Madame, sarcastique, lut à voix haute la notice des champignons magiques à Monsieur : « Les appareils devront être régulièrement changés d’emplacement pour ne pas que l’animal puisse s’habituer au bruit. Monsieur ne sait pas lire ? » Monsieur haussa les épaules en soufflant « Pff ! Il y en a deux sur trois qui ne fonctionnent déjà plus. Du made in China, me suis encore fait rouler tiens ! » D’un coup de pied rageur, il décapita le champignon le plus proche –c’était le dernier en état de marche-.

 

Madame trouva finalement un nouveau truc sur internet. Une tige de fer plantée dans le sol, avec déposée dessus, une bouteille en plastique à l’envers. Le vent ou  la pluie faisant taper son goulot sur le fer, diffuseraient les vibrations créées dans la tige vers le sol.

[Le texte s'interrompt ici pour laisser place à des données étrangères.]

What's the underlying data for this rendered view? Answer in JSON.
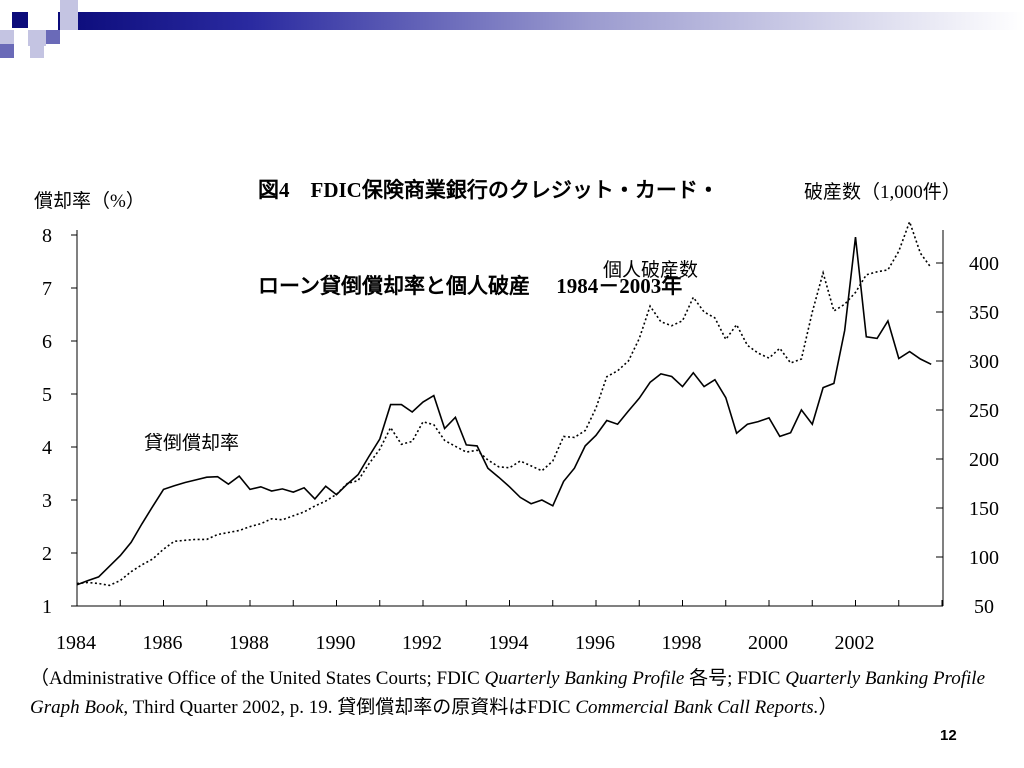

Pendant deux semaines, la taupe disparut du paysage et des préoccupations du couple, tout affairé à préparer le grand voyage des congés payés, loin de leur jardin perforé.

 

Ils revinrent bronzés et détendus de leur séjour. Les bouteilles s’agitaient toujours gentiment pour leur rappeler ces six mois de combat acharné. Monsieur pinça Madame « Hé, tu vois comme moi ? Aucune taupinière ! » Madame s’écria en le serrant dans ses bras « Enfin ! Nous avons réussi. Une vie sans taupe, le top du top ! »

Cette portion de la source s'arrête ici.